AKA Driver
rating: +4+x

Hartford P. Figglesworth adjusted his sunglasses as he thrrrrrp'd his way up to the Department of Extant Motor Vehicles. Slapping his hypothetical kickstand to the corporeal pavement, he pantomimed slipping off a custom leather seat and stopped blowing his tongue as his hand twisted where the ignition could've been. Stepping through the double glass doors, he surveyed the landscape. It was a motley line in front of him. There were men dressed as firefighters, ninjas and barbers among other things. Princesses and Presidents sighed and checked their watches. It was a long, dimly lit queue leading up to the front desk. Getting in place, Hartford wondered what all these folks were in line for. Perhaps they, like he, needed permits for their imaginary vehicles.

The line seemed to go on for ages. Along the way, Hartford passed several souls desperate for relief, either for sustenance or some kind of bathroom problem situation. There were some skeletons, picked clean by the others who marched on in unison past the ghastly suffering of the many. All eyes were locked on the front desk, their only hope. After about thirty minutes, Hartford finally found himself face-to-face with the clerk, an old woman with dark skin and shutter shades hanging onto the edge of a thick, powerful schnozz.

She stared at him, her eyes vacant and empty. After a moment, she leaned forward and in a tone resembling a whisper, asked him a question.

"Greetings. What is it you require assistance with?"

Hartford leaned on the counter, twirling his mustache between his fingers. "I'm here about acquiring a permit, madame, for my ride. You might've noticed it outside, at least you would've if it existed outside my head."

She stared at him, before robotically twisting towards a drawer. Pulling out a pile of sand, she poured it onto the desk between them and started to spread it around. "You need to fill out a fugue form in triplicate before we can register you, sir."

Hartford frowned loudly. "That's absurd. I've already spent enough time in the desert, and wandering around there trying to be enlightened or whatever's really taking up a lot of my time. Can't we just skip it?"

"No sir. We must be firm on this," she said, grinding the sand into her skin. "There are no alternatives, sir. If you're not going to be of use, then I can help the next in line."

"No, no, let's talk about this." Hartford leaned over the desk, brushing the sand off the counter and pouring it into her lap. "I really need a permit. I can't risk being pulled over by the fun police again. Last time they barely left me visible."

"If you wish to file a complaint, you can find your teeth and use them to sky-write us a message. We will compel fun to comply within six to two-eights of a week."

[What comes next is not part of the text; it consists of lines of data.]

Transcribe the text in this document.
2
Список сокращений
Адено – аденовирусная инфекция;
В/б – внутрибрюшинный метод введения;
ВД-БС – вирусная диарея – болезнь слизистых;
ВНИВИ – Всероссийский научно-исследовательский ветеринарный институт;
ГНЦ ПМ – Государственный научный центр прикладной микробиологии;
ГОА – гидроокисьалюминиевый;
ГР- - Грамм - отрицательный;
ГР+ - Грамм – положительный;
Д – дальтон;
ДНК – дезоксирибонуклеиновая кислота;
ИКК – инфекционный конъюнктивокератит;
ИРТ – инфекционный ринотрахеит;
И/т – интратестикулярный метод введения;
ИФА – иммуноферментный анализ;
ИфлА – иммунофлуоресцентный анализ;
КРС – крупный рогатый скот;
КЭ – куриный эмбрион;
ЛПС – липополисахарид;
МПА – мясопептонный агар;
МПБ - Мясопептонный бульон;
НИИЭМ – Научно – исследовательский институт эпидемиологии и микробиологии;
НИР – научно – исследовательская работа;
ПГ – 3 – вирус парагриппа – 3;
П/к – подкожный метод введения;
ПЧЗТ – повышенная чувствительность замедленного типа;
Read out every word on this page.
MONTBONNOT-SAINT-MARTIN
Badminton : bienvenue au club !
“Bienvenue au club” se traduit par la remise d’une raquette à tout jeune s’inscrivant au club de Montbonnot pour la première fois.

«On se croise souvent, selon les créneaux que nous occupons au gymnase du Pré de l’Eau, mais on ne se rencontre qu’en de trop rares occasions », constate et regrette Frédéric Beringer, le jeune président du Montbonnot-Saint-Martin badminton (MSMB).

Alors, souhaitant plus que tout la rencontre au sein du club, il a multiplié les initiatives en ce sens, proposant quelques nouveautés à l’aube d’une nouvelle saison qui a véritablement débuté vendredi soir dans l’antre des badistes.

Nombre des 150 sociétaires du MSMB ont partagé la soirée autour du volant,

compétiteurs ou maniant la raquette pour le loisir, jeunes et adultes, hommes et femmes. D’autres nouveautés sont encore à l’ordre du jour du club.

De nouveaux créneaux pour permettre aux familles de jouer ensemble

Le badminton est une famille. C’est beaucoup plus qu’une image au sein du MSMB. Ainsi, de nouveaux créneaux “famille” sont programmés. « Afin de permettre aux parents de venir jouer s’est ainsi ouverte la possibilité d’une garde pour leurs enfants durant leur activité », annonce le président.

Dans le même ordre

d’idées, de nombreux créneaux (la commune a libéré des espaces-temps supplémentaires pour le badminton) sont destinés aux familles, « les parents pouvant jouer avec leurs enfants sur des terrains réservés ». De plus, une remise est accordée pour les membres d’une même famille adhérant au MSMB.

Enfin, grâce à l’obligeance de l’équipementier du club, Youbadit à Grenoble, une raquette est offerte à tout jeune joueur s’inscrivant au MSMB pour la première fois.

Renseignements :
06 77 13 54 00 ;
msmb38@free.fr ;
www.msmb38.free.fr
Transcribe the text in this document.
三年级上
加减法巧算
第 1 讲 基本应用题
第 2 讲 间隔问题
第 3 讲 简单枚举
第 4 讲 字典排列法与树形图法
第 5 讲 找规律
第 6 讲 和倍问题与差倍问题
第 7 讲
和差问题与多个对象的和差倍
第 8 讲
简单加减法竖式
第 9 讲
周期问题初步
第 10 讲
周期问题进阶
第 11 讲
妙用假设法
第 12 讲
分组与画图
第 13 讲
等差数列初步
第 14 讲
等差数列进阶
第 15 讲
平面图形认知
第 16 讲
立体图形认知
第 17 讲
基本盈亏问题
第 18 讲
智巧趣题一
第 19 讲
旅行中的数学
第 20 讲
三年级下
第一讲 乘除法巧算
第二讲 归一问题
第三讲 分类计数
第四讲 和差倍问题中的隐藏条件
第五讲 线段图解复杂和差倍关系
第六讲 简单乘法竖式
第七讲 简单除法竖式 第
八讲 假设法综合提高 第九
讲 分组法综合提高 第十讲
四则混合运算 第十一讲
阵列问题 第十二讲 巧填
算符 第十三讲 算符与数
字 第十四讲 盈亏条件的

"Forget this." Hartford slammed his palm on the table, leaving a sticky residue behind. "If you can't help me out, then I'll risk it. Thanks for nothing."

"Sir, put your hands where I can see them. I'll need to see ID."

Hartford spat on the counter, and stormed out. He didn't need them. He could be fine all on his own. Swinging his legs over empty space where a motorcycle could potentially exist, he pulled his wrists back and blew a raspberry as hard as his lips could manage. Peeling out, he half-stepped into the setting sun and faded into the night.